What if Foster's daughter had had to pay, out of her pocket or expected inheritance or insurance benefits, the full costs of keeping her father alive? What if, at the same time, she had been offered, say, $50,000 for her father's organs? She might not have responded to these incentives, but you can bet that some people would.
It turned out that Foster, unlike the man I met in Australia, died 11 days later, and after the delay his organs no longer useful for transplant. Some people will say that ex post fact justified the physicians' attempts to get legal permission to harvest the organs when they did. Others will balk at both this justification and at the thought that people in this situation might respond to financial incentives in the future.
Me? I am really torn.
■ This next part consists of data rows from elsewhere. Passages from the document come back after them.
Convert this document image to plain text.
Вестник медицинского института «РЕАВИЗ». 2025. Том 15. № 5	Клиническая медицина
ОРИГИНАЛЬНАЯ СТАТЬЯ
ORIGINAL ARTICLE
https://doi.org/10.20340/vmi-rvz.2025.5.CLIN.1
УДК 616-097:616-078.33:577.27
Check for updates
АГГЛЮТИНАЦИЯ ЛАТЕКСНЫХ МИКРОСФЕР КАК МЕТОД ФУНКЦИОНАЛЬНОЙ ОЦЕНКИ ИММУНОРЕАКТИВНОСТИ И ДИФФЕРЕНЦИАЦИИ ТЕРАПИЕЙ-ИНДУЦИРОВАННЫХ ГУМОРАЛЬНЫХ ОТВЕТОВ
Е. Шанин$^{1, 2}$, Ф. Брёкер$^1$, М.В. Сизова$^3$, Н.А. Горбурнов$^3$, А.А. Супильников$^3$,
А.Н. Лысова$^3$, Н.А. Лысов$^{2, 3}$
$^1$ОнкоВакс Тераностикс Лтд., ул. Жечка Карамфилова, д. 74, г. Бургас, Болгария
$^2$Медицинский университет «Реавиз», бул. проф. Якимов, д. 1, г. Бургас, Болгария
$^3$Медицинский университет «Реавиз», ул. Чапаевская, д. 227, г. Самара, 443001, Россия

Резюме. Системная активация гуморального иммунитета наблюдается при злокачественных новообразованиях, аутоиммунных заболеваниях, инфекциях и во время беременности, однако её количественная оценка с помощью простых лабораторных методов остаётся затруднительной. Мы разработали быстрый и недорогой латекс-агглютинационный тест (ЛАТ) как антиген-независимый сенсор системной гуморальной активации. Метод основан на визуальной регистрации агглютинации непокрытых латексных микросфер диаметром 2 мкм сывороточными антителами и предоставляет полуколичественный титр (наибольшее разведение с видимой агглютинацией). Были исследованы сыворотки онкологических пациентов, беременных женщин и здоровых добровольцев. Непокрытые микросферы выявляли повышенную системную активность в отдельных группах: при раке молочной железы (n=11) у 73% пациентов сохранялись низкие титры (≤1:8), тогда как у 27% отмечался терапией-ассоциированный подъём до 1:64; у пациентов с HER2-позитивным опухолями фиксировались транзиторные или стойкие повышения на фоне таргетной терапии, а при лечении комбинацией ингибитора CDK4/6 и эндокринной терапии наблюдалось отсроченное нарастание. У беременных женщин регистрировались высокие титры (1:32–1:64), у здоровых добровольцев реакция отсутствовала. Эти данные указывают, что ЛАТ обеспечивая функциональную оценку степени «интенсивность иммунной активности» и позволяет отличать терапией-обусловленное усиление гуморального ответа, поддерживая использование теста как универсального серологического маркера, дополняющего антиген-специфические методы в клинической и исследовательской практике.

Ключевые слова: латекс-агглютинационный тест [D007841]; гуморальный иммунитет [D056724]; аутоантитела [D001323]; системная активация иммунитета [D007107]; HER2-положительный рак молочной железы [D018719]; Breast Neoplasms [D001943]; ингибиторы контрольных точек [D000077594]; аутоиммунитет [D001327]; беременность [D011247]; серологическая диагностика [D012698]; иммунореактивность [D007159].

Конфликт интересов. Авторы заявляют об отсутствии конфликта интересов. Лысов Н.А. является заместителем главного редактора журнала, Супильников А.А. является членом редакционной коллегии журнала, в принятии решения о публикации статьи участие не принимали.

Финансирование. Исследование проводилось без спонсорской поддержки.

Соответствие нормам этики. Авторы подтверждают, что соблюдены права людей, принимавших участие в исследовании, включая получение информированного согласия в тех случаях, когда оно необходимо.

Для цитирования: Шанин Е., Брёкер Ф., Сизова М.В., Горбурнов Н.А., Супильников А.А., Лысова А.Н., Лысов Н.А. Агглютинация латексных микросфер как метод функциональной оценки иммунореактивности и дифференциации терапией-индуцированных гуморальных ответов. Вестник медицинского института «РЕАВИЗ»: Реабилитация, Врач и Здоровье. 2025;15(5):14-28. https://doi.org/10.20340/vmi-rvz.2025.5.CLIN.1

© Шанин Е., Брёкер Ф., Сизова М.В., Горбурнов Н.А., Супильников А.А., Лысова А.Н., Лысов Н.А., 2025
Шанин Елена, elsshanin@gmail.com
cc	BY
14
It is easy to take a moral position, as I have most of my life, favouring keeping people alive on life-support systems, when it involves spending other people's money; if, for example, it were one of my children or grandchildren here in Canada, I would fight tooth and nail to have all the taxpayers' support used to keep them alive.
But when the opportunity costs of using medical resources are considered (not even thinking about the opportunity costs of how specific organs are used), I have much more difficulty maintaining this position, from both a moral perspective and as an economist considering opportunity costs. In low probability of survival situations, a strong argument can be made for redeploying scarce medical resources to other patients -- that's what triage choice is all about, and it must persist in all aspects of health care, whether we like it or not.